I had a teacher in high school, who had two teenage daughters of her own, who openly owned up to not being a kid person....but that she loved her own children. Is that possible? I'd wonder to myself if maybe that would be my own saving grace. And I think it will be.
One thing that really helps me is to remember that not all good, effective mothers are the same.
Some moms play with their kids every hour of the day. Some moms work full time. Some moms are good at being silly and playing pretend, and are highly involved with entertaining their children. Some moms let the siblings or little friends entertain each other while they get other stuff done. Some moms like to have book clubs and science projects with their children. Some moms like to hang out at home with their kids in the backyard or living room. Some moms like to go on adventures and field trips.
There's all kinds. It takes all kinds. And so many kids, from so many different types of moms, are still turning out normal and wonderful.
I've learned to believe that it's not about being one type of woman so that I can be one type of mom.

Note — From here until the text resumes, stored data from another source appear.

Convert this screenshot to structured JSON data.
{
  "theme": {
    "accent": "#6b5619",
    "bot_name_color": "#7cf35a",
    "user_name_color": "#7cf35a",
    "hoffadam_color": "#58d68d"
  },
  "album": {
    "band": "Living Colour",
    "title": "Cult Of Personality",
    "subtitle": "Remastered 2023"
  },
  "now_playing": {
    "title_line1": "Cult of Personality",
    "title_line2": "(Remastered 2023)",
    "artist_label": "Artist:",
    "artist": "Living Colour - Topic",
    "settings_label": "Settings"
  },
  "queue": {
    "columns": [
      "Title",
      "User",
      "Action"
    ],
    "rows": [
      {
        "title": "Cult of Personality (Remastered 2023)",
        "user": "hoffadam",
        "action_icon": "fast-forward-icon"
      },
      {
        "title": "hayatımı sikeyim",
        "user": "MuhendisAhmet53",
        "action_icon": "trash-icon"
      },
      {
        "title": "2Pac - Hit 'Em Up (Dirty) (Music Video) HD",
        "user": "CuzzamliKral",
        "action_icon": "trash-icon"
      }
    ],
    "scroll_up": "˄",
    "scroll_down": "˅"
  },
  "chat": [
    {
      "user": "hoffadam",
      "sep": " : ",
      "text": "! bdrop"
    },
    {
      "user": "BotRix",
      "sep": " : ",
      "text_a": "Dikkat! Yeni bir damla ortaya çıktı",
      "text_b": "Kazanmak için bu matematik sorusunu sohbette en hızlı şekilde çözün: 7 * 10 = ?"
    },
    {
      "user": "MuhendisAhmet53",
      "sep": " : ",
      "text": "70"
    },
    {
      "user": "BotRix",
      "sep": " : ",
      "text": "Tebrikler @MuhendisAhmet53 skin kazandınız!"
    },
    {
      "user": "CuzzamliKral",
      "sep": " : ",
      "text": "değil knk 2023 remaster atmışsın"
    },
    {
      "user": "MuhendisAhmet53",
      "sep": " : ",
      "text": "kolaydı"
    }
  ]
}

And once I realized that, I began to realize all the traits that I have that are going to make me a kicka$$ mom.....despite my non-love of make-believe and role-playing and all cheesy things in general :)
And since we're being all open and honest, here's a few of them:
- Insatiable curiosity
- Delight in simple things (like a ceiling full of glow stars at any age)
- Sense of humor
- A love of any and all babies (I'm all about that starter phase :)

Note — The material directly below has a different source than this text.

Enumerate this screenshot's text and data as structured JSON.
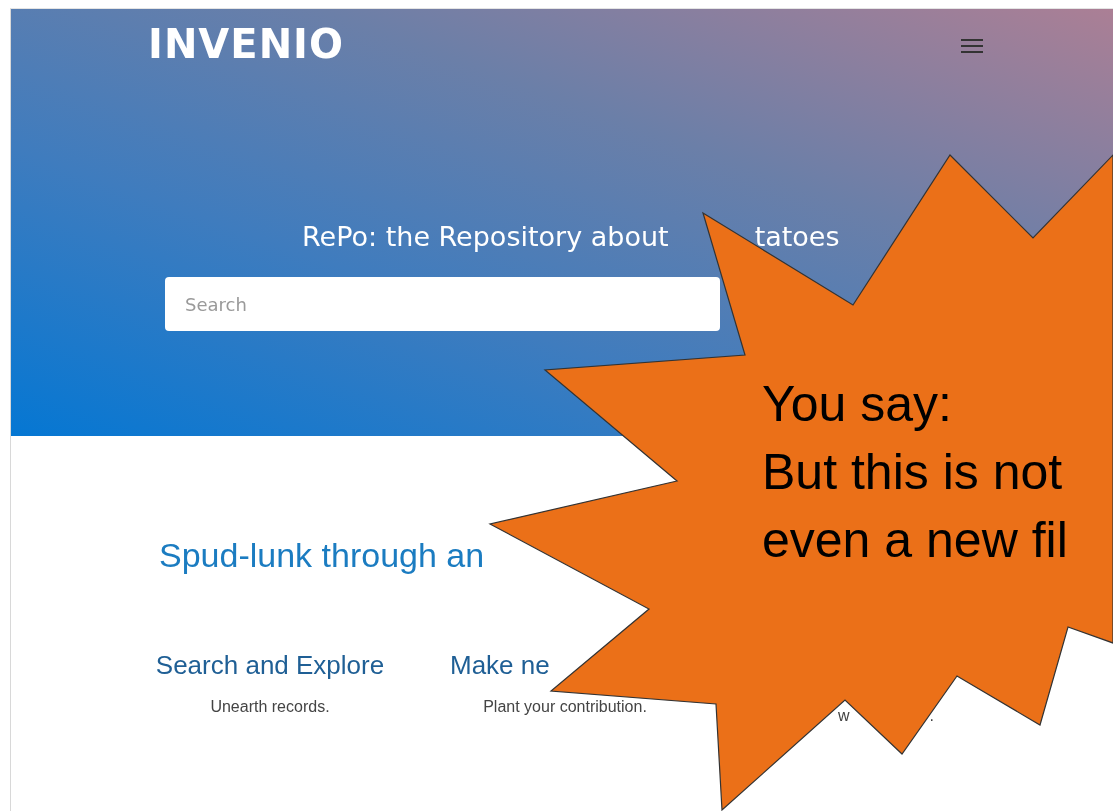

- Celebrating people's big and small achievements
- Empathizing easily (my heart's all full of secondhand squish)
- An ability to forgive quickly when people disappoint me
- A general aversion to yelling or snide remarks
- Validating people's feelings, big or small
- Going out of my way to make people happy
- Love of travel, adventure and exploring
- Deep desire to bedazzle/create something every day
- Little need for things to be overly classy/perfect (Will I put your odd, finger-painted masterpiece above the mantel and wear that macaroni necklace in public? You bet I will.)
- Love of sports (both playing and cheering my people on)
- Endless encouragement of others' dreams
- How much I love being a big sister (overlaps with mom-hood, in my mind)
- A willingness to just BE with my people. (If my kid has a bad dream or a bad day and just needs someone to sit on their bed with them and cry, or giggle, or pet their hair and quietly count those glow stars on the ceiling? I'm all over that. I already am all over that for my grown-up people.)
...so that's just a few. And no, those might not be some of the more "typical" traits that I always equated with motherhood and measured myself as lacking. But I eventually learned to look at myself and realize that, if I had a mom like me, I think I'd be OK with that. And that took a lot of soul-searching to finally realize.
You know....square peg, round hole. Good mom? I believe so.